1
votes

I am mining patterns in a dataset that has 1000 transactions of 14 commodities. Each transaction has 0 or 1 in the columns for product based on whether or not that product was purchased. Most of the variables have value 0.

When I am using apriori algorithm on this dataset, the top rules are for the products which are not purchased, like : {var1=0, var2=0,var3=0} => {var4=0} However I am more interested to know which products are being purchased together.

dataset : Trans var1 var2 var3 var4 1 1 0 1 1 2 0 0 0 1 3 0 0 1 0 4 0 0 0 1 5 1 0 1 0 6 1 0 0 0

rules <- apriori(dataset,
 parameter = list(minlen=3, supp=0.002, conf=0.2),
 appearance = list(rhs=c("var1=1","var2=1","var3=1"),
 lhs=c("var1=1","var2=1","var3=1"),
 default="none"),
 control = list(verbose=F))

First thing first, R studio is getting crashed when I try running this.
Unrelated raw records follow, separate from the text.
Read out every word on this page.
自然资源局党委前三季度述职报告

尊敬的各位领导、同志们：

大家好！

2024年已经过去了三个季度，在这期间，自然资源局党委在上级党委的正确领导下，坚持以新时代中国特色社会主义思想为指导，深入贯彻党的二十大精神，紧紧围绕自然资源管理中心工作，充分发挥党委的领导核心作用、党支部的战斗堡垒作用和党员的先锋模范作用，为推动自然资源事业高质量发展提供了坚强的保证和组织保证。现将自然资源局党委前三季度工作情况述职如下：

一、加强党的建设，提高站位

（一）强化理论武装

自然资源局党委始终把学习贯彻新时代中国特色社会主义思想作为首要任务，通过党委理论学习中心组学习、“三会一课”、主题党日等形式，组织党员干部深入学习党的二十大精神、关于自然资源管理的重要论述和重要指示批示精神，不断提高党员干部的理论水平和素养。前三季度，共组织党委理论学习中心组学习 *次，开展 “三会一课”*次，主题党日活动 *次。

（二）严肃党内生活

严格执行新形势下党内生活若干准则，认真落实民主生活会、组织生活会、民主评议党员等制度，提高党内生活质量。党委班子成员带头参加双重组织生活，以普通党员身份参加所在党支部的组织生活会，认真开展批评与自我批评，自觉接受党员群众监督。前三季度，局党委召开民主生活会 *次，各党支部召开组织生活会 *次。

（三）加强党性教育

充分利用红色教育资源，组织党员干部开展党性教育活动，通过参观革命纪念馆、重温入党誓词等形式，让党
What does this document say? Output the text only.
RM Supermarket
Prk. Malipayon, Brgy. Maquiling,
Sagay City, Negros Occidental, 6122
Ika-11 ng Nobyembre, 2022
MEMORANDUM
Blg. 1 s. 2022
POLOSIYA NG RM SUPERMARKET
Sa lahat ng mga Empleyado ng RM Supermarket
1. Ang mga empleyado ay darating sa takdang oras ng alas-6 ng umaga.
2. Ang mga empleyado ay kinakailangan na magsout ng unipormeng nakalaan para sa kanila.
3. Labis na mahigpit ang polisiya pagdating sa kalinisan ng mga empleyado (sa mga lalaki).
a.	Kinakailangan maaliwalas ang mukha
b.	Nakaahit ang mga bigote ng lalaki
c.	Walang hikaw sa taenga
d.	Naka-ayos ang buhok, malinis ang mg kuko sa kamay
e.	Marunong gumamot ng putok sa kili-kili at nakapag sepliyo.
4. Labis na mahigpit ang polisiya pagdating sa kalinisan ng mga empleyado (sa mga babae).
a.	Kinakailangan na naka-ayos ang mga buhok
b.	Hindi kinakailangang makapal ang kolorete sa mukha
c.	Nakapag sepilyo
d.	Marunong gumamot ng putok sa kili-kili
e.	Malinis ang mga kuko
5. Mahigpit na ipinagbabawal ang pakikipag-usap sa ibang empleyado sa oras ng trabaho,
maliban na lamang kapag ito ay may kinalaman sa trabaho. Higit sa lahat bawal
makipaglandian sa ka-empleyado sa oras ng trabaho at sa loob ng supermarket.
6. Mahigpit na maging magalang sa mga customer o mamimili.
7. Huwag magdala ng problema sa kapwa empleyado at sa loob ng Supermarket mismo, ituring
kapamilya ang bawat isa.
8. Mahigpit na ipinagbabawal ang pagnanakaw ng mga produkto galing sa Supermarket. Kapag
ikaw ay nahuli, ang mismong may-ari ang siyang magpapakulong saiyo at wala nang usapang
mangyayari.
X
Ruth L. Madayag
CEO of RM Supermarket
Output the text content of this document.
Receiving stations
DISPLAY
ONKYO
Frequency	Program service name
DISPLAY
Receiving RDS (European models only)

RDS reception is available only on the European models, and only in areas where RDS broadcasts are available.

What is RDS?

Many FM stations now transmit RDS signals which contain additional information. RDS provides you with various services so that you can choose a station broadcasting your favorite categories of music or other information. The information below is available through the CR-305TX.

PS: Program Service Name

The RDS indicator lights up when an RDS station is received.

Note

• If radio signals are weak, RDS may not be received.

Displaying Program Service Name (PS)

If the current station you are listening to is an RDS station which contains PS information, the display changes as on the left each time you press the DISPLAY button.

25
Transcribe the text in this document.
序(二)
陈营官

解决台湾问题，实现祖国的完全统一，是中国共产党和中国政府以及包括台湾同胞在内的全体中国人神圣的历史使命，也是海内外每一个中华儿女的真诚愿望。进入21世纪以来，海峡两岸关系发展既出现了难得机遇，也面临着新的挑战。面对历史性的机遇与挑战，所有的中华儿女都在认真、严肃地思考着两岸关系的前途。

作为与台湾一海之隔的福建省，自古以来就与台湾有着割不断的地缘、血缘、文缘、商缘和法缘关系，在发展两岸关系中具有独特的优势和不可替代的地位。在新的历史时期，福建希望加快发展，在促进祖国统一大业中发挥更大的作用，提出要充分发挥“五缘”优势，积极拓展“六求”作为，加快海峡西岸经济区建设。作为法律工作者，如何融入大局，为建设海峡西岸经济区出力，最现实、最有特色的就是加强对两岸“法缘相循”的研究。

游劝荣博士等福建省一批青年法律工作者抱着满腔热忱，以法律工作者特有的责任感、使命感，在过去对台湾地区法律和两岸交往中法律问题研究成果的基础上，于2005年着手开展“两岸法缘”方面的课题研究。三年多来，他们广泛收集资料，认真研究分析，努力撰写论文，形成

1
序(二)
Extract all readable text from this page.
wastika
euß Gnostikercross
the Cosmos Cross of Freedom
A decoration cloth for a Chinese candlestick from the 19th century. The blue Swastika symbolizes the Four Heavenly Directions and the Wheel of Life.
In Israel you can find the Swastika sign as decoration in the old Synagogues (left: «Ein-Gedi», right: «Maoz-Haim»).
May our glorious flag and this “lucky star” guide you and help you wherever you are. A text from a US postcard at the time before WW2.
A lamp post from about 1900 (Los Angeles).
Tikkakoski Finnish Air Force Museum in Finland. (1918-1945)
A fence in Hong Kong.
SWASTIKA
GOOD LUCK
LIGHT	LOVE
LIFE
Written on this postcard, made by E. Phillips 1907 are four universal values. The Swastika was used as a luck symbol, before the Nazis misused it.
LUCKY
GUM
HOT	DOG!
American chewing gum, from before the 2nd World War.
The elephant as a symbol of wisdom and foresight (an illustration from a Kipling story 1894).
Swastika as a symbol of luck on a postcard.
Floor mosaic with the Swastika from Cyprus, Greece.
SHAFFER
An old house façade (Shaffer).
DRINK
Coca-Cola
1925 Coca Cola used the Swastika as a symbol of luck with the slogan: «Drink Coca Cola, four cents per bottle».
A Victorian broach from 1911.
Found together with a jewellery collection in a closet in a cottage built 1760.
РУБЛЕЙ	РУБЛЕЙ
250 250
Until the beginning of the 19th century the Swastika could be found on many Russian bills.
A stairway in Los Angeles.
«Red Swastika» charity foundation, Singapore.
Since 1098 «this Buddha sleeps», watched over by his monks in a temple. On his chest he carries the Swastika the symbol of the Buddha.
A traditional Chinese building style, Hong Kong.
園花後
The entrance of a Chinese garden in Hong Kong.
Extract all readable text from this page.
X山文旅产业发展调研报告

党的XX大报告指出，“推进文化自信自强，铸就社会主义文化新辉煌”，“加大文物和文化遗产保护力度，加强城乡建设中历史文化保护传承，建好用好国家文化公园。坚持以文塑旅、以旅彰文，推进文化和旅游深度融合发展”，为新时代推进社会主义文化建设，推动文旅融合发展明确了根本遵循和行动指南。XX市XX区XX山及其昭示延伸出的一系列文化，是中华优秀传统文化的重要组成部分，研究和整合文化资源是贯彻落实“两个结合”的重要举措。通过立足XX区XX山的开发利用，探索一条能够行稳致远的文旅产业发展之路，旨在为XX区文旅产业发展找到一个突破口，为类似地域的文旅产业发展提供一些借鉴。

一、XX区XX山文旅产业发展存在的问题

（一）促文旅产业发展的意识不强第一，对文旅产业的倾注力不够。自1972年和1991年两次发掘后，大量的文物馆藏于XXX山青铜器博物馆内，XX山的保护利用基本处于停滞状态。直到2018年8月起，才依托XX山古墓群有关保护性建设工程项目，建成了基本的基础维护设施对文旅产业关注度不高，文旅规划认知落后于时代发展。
Second point, I am interested to mine run this piece of code as :

rules <- apriori(dataset,
 parameter = list(minlen=3, supp=0.002, conf=0.2),
 appearance = list(rhs!=c("var1=0","var2=0","var3=0"),
 lhs!=c("var1=0","var2=0","var3=0"),
 default="none"),
 control = list(verbose=F))

This is getting errored out!!

Difference : != and 0 instead of 1 So that I get patterns only on items purchased, not on the items which are not being purchased.

Thanks in advance!!

1

1 Answers

1
votes

I was able to find a workaround to solve this problem as :

I changed the dataframe into a matrix and I am no longer getting patterns on items which were not purchsed. Maybe this is the way the algo works, or maybe(hopefully) there is some mistake in my approach.

m <- as.matrix(dataset[,-1]) # removing the transaction id column
names(m) <- paste("Transaction " ,rownames(dataset))
rules.all <- apriori(as(m,"transactions"),parameter = 
                           list(support = 0.1, confidence = 0.8))
inspect(rules.all)
rules.sorted <- sort(rules.all, by="lift")
inspect(rules.sorted)
subset.matrix <- is.subset(rules.sorted, rules.sorted)
subset.matrix[lower.tri(subset.matrix, diag=T)] <- NA
redundant <- colSums(subset.matrix, na.rm=T) >= 1
which(redundant)
plot(rules.all)

Thanks!!